The Act even has an idiosyncratic approach to the concept of height. The height of a building, for the purposes of the Act, is not measured from ground level to the top of the roof, as one might expect. It is measured from ground level to the “finished surface of the floor of the top storey of the building”. Accordingly, in many cases, it will not be possible to know from the outside whether a building is a “relevant building” or a “higher risk building”, as the case may be. I am told that the challenge of discovering whether buildings meet these criteria is spawning a sub-industry in itself.
Not much of this has yet reached tribunals; there is very little judicial interpretation of the Act or supporting regulations yet available. Some particularly switched-on tenants have already applied for, and even obtained, Remediation Orders, or Remediation Contribution Orders, but those that have reached a final determination have mainly gone through unopposed (see, as an example, Batish -v- Inspired Sutton Ltd., a decision made by the First Tier Tribunal on 13 January 2023). Colleagues who sit in the Tribunals tell me that a rash of cases is expected this autumn; we can expect our first insight into how judges will tackle some of the many thorny issues thrown up by the legislation as decisions start to be published.

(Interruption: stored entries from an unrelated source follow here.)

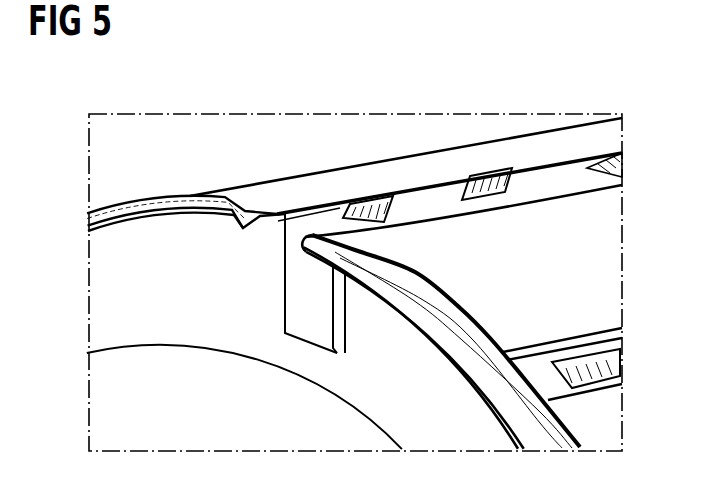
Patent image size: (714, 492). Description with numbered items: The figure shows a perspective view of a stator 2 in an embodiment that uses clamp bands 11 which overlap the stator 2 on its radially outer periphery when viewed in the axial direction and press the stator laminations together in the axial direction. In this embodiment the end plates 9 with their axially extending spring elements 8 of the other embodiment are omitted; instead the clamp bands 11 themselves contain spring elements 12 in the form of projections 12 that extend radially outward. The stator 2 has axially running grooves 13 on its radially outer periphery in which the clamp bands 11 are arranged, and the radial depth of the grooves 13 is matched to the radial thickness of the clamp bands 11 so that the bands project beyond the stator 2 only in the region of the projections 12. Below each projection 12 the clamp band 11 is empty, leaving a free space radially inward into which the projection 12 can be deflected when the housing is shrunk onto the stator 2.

The stator 2 is at (600, 267).
The spring elements 8 is at (193, 196).
The end plate 9 is at (113, 273).
The clamp bands 11 is at (598, 186).
The spring elements 12 is at (377, 193).
The grooves 13 is at (552, 166).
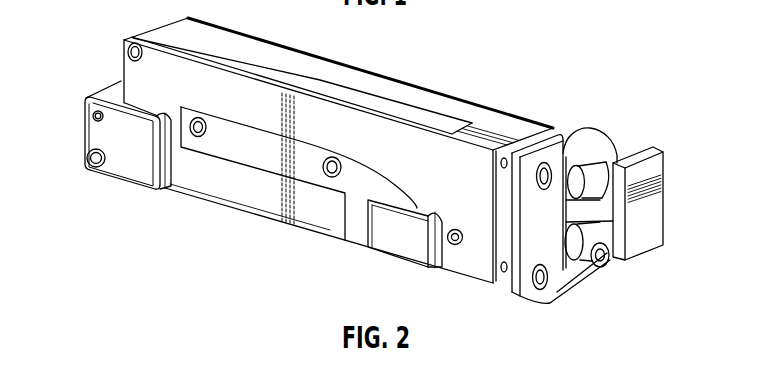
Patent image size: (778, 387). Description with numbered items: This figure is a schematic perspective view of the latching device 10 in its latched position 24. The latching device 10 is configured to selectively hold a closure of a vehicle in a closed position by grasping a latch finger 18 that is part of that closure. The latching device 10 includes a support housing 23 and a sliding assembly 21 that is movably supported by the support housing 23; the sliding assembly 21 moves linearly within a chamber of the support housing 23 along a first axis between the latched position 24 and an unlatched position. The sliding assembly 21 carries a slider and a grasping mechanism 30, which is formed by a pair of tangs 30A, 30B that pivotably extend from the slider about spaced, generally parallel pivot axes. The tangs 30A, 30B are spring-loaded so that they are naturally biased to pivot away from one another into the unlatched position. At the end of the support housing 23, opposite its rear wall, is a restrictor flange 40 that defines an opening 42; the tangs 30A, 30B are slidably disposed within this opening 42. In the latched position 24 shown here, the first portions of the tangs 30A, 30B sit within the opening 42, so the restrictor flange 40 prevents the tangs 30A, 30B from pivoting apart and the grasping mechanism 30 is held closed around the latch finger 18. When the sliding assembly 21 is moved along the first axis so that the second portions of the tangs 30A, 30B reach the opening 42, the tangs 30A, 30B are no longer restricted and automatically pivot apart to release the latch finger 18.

The latching device 10 is at (117, 17).
The support housing 23 is at (247, 198).
The restrictor flange 40 is at (565, 134).
The sliding assembly 21 is at (547, 303).
The grasping mechanism 30 is at (583, 121).
The tang 30A is at (574, 172).
The tang 30B is at (608, 266).
The latched position 24 is at (612, 131).
The opening 42 is at (598, 158).
The latch finger 18 is at (597, 216).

In the meantime, practitioners must just do the best they can. A little-known adjunct to the Act which explain some of the concepts (usually in much plainer English than the Act itself) is the Explanatory Notes published by the Government and available on the www.legislation.gov.uk website; a simple Google search of “Building Safety Act Explanatory Notes” will lead straight to them. At 408 pages and 1921 paragraphs, this is itself not a document for the faint-hearted; but it is clearly structured and set out, and worth consulting on points of difficulty.
At the risk of labouring beyond breaking point the somewhat unlikely historical parallel with which I started this article, those hoping that the Act is destined for the guillotine are likely to be disappointed. Too much has already happened for its effect to be readily reversible. The best that can be hoped for, amongst the heartache and anxiety that it is causing, is the revolution it is causing is at least effective.
This October’s renewals have highlighted general issues that some underwriters have with the Building Safety Act. Regrettably, this meant we had to ask some firms, especially in the SME sector, at fairly short notice, to provide additional information. With one particular underwriter this also meant dealing with insurer pre conditions (subjectivities).
Before April renewals we are hoping that underwriters who still have concerns can provide clear reasoning as to their particular fears, so that clients have adequate opportunity to locate records and provide reassurance.